Colorado Gov. John Hickenlooper, after meeting with Attorney General Jeff Sessions this week in Washington, says that he doesn’t believe a federal crackdown on legal marijuana is on the way, adding that Sessions called the Obama administration’s guidance on marijuana “not too far from good policy.”
“The meeting was very productive, and overall it was very good,” Jacque Montgomery, press secretary for the Democratic governor, told HuffPost. Montgomery said that Sessions spent about an hour with Hickenlooper, and they discussed the state’s successful marijuana regulation, its collection of data on usage, what the state has learned since the first legal pot shops opened in 2014, how the state has updated the law, and how it deals with the grey and black markets that continue.

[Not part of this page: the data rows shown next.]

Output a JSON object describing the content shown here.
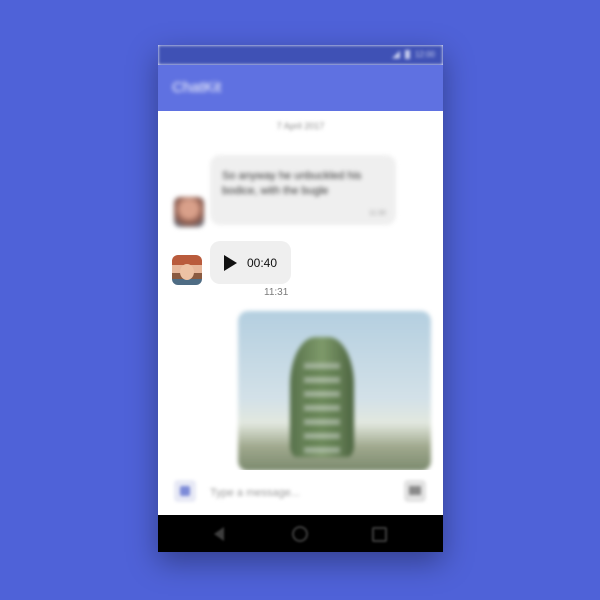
{
  "app": {
    "title": "ChatKit"
  },
  "status_bar": {
    "time": "12:00"
  },
  "chat": {
    "date_separator": "7 April 2017",
    "messages": [
      {
        "type": "text",
        "text": "So anyway he unbuckled his bodice, with the bugle",
        "time": "11:30"
      },
      {
        "type": "voice",
        "duration": "00:40",
        "time": "11:31"
      },
      {
        "type": "image",
        "description": "vertical garden tower"
      }
    ]
  },
  "input": {
    "placeholder": "Type a message..."
  },
  "icons": {
    "emoji": "emoji-icon",
    "send": "send-icon",
    "play": "play-icon",
    "back": "back-icon",
    "home": "home-icon",
    "recent": "recent-apps-icon"
  },
  "colors": {
    "background": "#4f62d8",
    "status_bar": "#3f51b5",
    "app_bar": "#5f71e1",
    "bubble": "#efefef"
  }
}
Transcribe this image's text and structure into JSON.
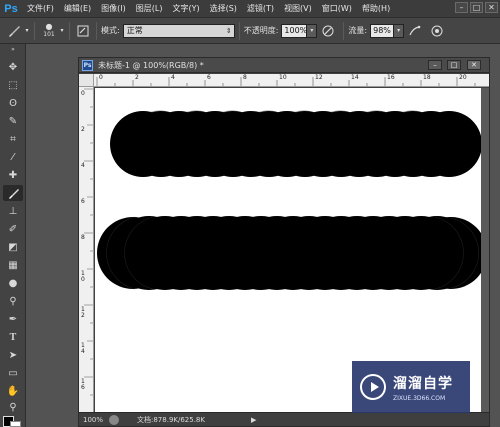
{
  "menubar": {
    "logo": "Ps",
    "items": [
      "文件(F)",
      "编辑(E)",
      "图像(I)",
      "图层(L)",
      "文字(Y)",
      "选择(S)",
      "滤镜(T)",
      "视图(V)",
      "窗口(W)",
      "帮助(H)"
    ]
  },
  "options": {
    "brush_size": "101",
    "mode_label": "模式:",
    "mode_value": "正常",
    "opacity_label": "不透明度:",
    "opacity_value": "100%",
    "flow_label": "流量:",
    "flow_value": "98%"
  },
  "document": {
    "title": "未标题-1 @ 100%(RGB/8) *",
    "ps_badge": "Ps",
    "ruler_top": [
      "0",
      "2",
      "4",
      "6",
      "8",
      "10",
      "12",
      "14",
      "16",
      "18",
      "20"
    ],
    "ruler_left": [
      "0",
      "2",
      "4",
      "6",
      "8",
      "1 0",
      "1 2",
      "1 4",
      "1 6"
    ]
  },
  "status": {
    "zoom": "100%",
    "doc_info": "文档:878.9K/625.8K"
  },
  "watermark": {
    "name": "溜溜自学",
    "url": "ZIXUE.3D66.COM"
  },
  "colors": {
    "foreground": "#000000",
    "background": "#ffffff",
    "ps_blue": "#31a8ff"
  },
  "icons": [
    "brush-icon",
    "move-icon",
    "marquee-icon",
    "lasso-icon",
    "quick-select-icon",
    "crop-icon",
    "eyedropper-icon",
    "healing-icon",
    "brush-tool-icon",
    "clone-stamp-icon",
    "history-brush-icon",
    "eraser-icon",
    "gradient-icon",
    "blur-icon",
    "dodge-icon",
    "pen-icon",
    "type-icon",
    "path-select-icon",
    "shape-icon",
    "hand-icon",
    "zoom-icon"
  ]
}
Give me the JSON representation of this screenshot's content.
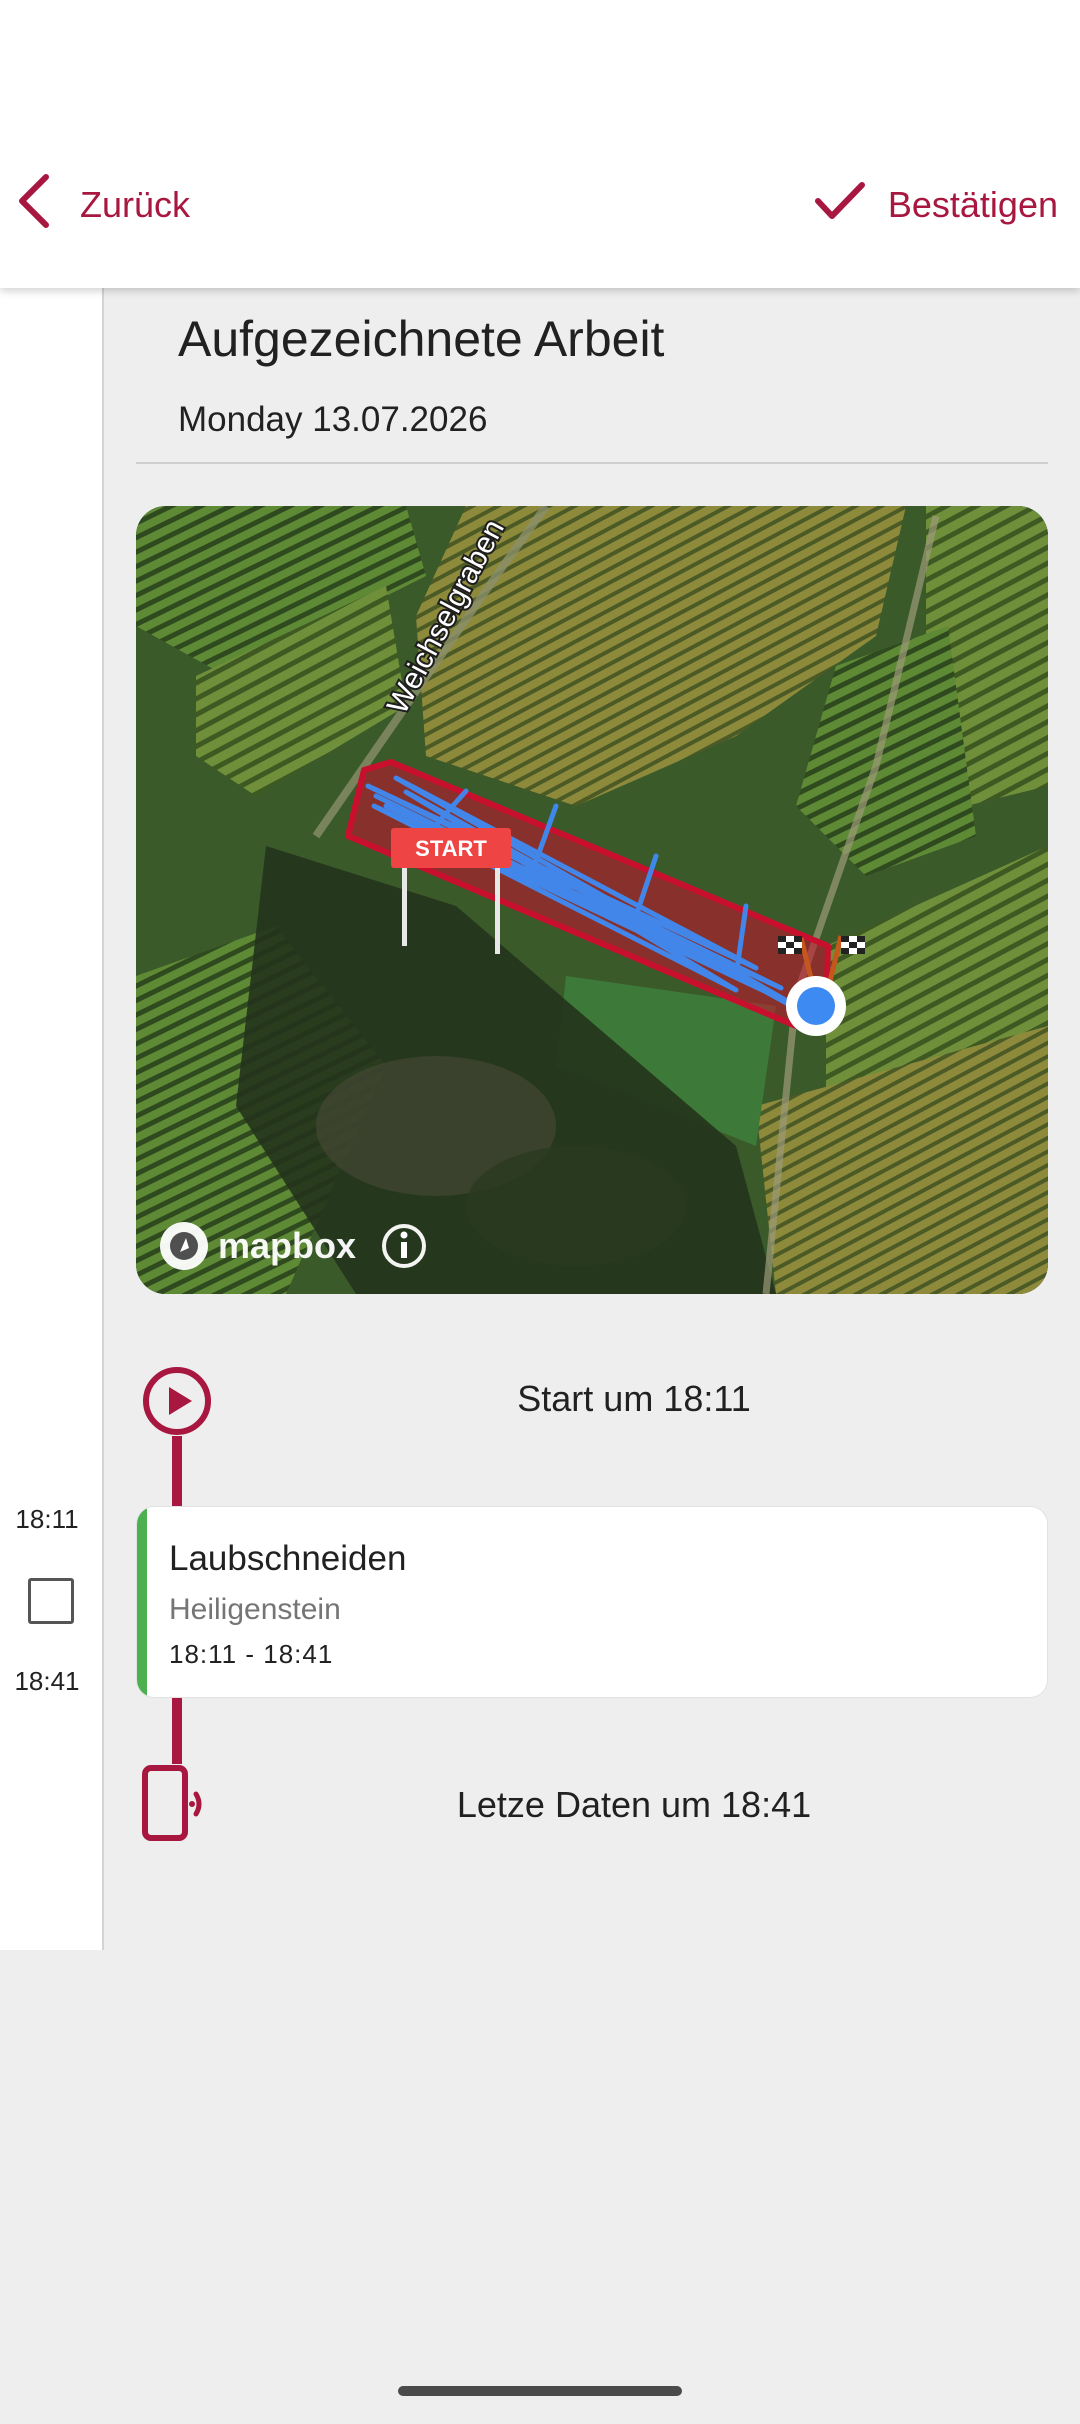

Sessions also addressed the Obama-era marijuana guidance, known as the Cole memo, with the governor.
“Sessions said he is reviewing the Cole memo and said that ‘it is not too far from good policy,’” Montgomery said. “But we do expect some revisions, so we’ll wait to hear back on that.”
The Department of Justice did not immediately respond to a request for comment on Sessions’ meeting with Hickenlooper.
The remarks related by Hickenlooper are the clearest yet from Sessions ― a vocal opponent of marijuana use ― that a federal crackdown isn’t imminent. Last month, Sessions said the Cole memo is “valid.”